Understanding that there is a somewhat predictable process communities go through can help us see what is happening and understand what is us, and what is just the part of the process. It is like thinking about the stages of grief or loss, and other emotional processes. Please notice that the line is squiggly and not a smooth path, there are lots of ups and down along the way.
I think that it is important to reflect on this chart, and these processes, at this time.
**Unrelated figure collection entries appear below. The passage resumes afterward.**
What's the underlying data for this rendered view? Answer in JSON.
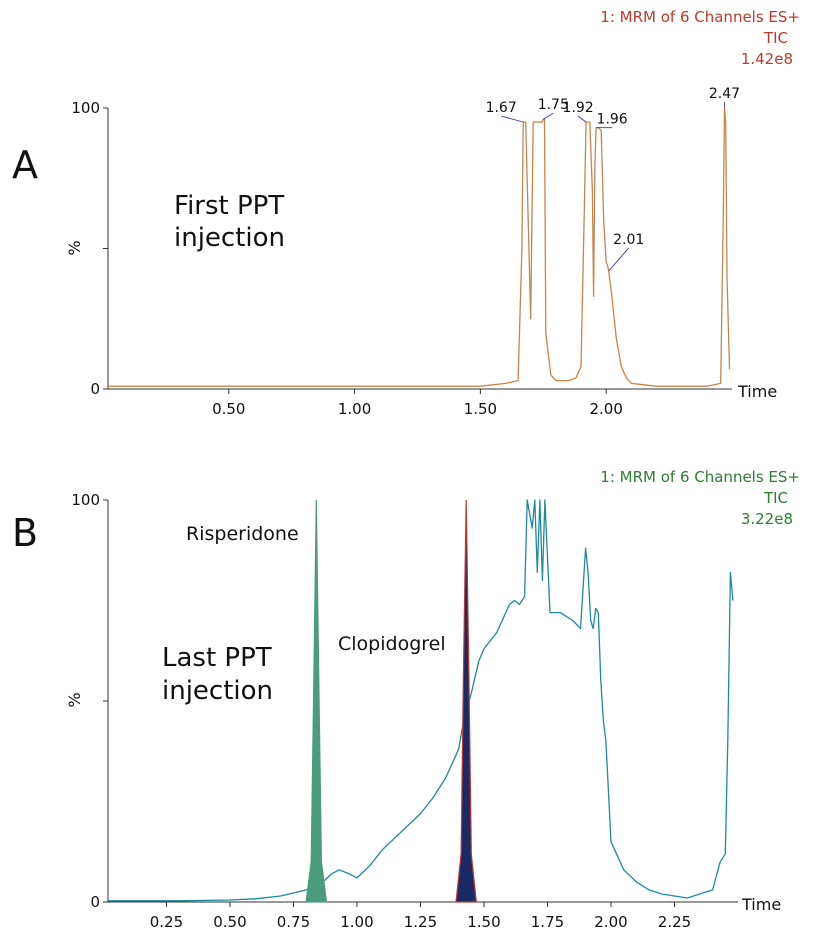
{
  "chart_data": [
    {
      "type": "line",
      "panel": "A",
      "header": [
        "1: MRM of 6 Channels ES+",
        "TIC",
        "1.42e8"
      ],
      "header_color": "#c0392b",
      "annotation": [
        "First PPT",
        "injection"
      ],
      "ylabel": "%",
      "xlabel": "Time",
      "xlim": [
        0.02,
        2.5
      ],
      "ylim": [
        0,
        100
      ],
      "xticks": [
        0.5,
        1.0,
        1.5,
        2.0
      ],
      "xtick_labels": [
        "0.50",
        "1.00",
        "1.50",
        "2.00"
      ],
      "yticks": [
        0,
        50,
        100
      ],
      "ytick_labels": [
        "0",
        "",
        "100"
      ],
      "series": [
        {
          "color": "#c8844e",
          "x": [
            0.02,
            0.5,
            1.0,
            1.5,
            1.55,
            1.6,
            1.65,
            1.665,
            1.67,
            1.675,
            1.68,
            1.69,
            1.7,
            1.71,
            1.72,
            1.735,
            1.745,
            1.75,
            1.755,
            1.76,
            1.78,
            1.8,
            1.85,
            1.88,
            1.9,
            1.91,
            1.92,
            1.925,
            1.935,
            1.945,
            1.95,
            1.955,
            1.96,
            1.97,
            1.98,
            1.99,
            2.0,
            2.005,
            2.01,
            2.02,
            2.04,
            2.06,
            2.08,
            2.1,
            2.15,
            2.2,
            2.3,
            2.4,
            2.455,
            2.465,
            2.47,
            2.475,
            2.48,
            2.49
          ],
          "y": [
            1,
            1,
            1,
            1,
            1.5,
            2,
            3,
            50,
            95,
            95,
            95,
            60,
            25,
            95,
            95,
            95,
            95,
            96,
            96,
            20,
            5,
            3,
            3,
            4,
            8,
            50,
            95,
            95,
            95,
            70,
            33,
            80,
            93,
            93,
            92,
            60,
            45,
            44,
            42,
            35,
            18,
            8,
            4,
            2,
            1.5,
            1,
            1,
            1,
            2,
            60,
            100,
            95,
            40,
            7
          ]
        }
      ],
      "peak_labels": [
        {
          "x": 1.67,
          "text": "1.67"
        },
        {
          "x": 1.75,
          "text": "1.75"
        },
        {
          "x": 1.92,
          "text": "1.92"
        },
        {
          "x": 1.96,
          "text": "1.96"
        },
        {
          "x": 2.01,
          "text": "2.01"
        },
        {
          "x": 2.47,
          "text": "2.47"
        }
      ]
    },
    {
      "type": "line",
      "panel": "B",
      "header": [
        "1: MRM of 6 Channels ES+",
        "TIC",
        "3.22e8"
      ],
      "header_color": "#2e7d32",
      "annotation": [
        "Last PPT",
        "injection"
      ],
      "compound_labels": [
        "Risperidone",
        "Clopidogrel"
      ],
      "ylabel": "%",
      "xlabel": "Time",
      "xlim": [
        0.02,
        2.5
      ],
      "ylim": [
        0,
        100
      ],
      "xticks": [
        0.25,
        0.5,
        0.75,
        1.0,
        1.25,
        1.5,
        1.75,
        2.0,
        2.25
      ],
      "xtick_labels": [
        "0.25",
        "0.50",
        "0.75",
        "1.00",
        "1.25",
        "1.50",
        "1.75",
        "2.00",
        "2.25"
      ],
      "yticks": [
        0,
        50,
        100
      ],
      "ytick_labels": [
        "0",
        "",
        "100"
      ],
      "series": [
        {
          "color": "#1f8a9a",
          "x": [
            0.02,
            0.3,
            0.5,
            0.6,
            0.7,
            0.8,
            0.85,
            0.9,
            0.93,
            0.97,
            1.0,
            1.05,
            1.1,
            1.15,
            1.2,
            1.25,
            1.3,
            1.35,
            1.4,
            1.42,
            1.45,
            1.48,
            1.5,
            1.55,
            1.6,
            1.62,
            1.64,
            1.66,
            1.67,
            1.69,
            1.7,
            1.71,
            1.72,
            1.73,
            1.74,
            1.76,
            1.8,
            1.85,
            1.88,
            1.9,
            1.91,
            1.92,
            1.93,
            1.94,
            1.95,
            1.96,
            1.97,
            1.98,
            2.0,
            2.05,
            2.1,
            2.15,
            2.2,
            2.3,
            2.4,
            2.43,
            2.45,
            2.46,
            2.47,
            2.48
          ],
          "y": [
            0.3,
            0.3,
            0.5,
            0.8,
            1.5,
            3,
            4,
            7,
            8,
            7,
            6,
            9,
            13,
            16,
            19,
            22,
            26,
            31,
            38,
            45,
            52,
            60,
            63,
            67,
            74,
            75,
            74,
            76,
            100,
            93,
            100,
            82,
            100,
            80,
            100,
            72,
            72,
            70,
            68,
            88,
            82,
            70,
            68,
            73,
            72,
            55,
            45,
            40,
            15,
            8,
            5,
            3,
            2,
            1,
            3,
            10,
            12,
            40,
            82,
            75
          ]
        },
        {
          "color": "#4a9c7c",
          "fill": "#4a9c7c",
          "x": [
            0.8,
            0.82,
            0.83,
            0.84,
            0.85,
            0.86,
            0.88
          ],
          "y": [
            0,
            10,
            55,
            100,
            55,
            10,
            0
          ]
        },
        {
          "color": "#c0392b",
          "fill": "#1a2a66",
          "x": [
            1.39,
            1.41,
            1.42,
            1.43,
            1.44,
            1.45,
            1.47
          ],
          "y": [
            0,
            12,
            60,
            100,
            60,
            12,
            0
          ]
        }
      ]
    }
  ]
}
It can be helpful to discern the difference between how we may be feeling at a given moment, and what is the COVID19 disaster working on us. Where do you think we are as a community right now? As a nation? As a church?
In her sermon on Sunday, Laura told us that Jesus speaks “Peace” into all the locked rooms, dark situations and seemingly impossible situation of the world and of our lives. Jesus says that to us today as well – “Peace.”
I invite you this week to remember those words Jesus speaks to you and to me – “peace.” When we are overwhelmed or fed up – “peace.” When we are scared – “peace.” When you are lonely – “peace.” Every time and everyday – “peace.”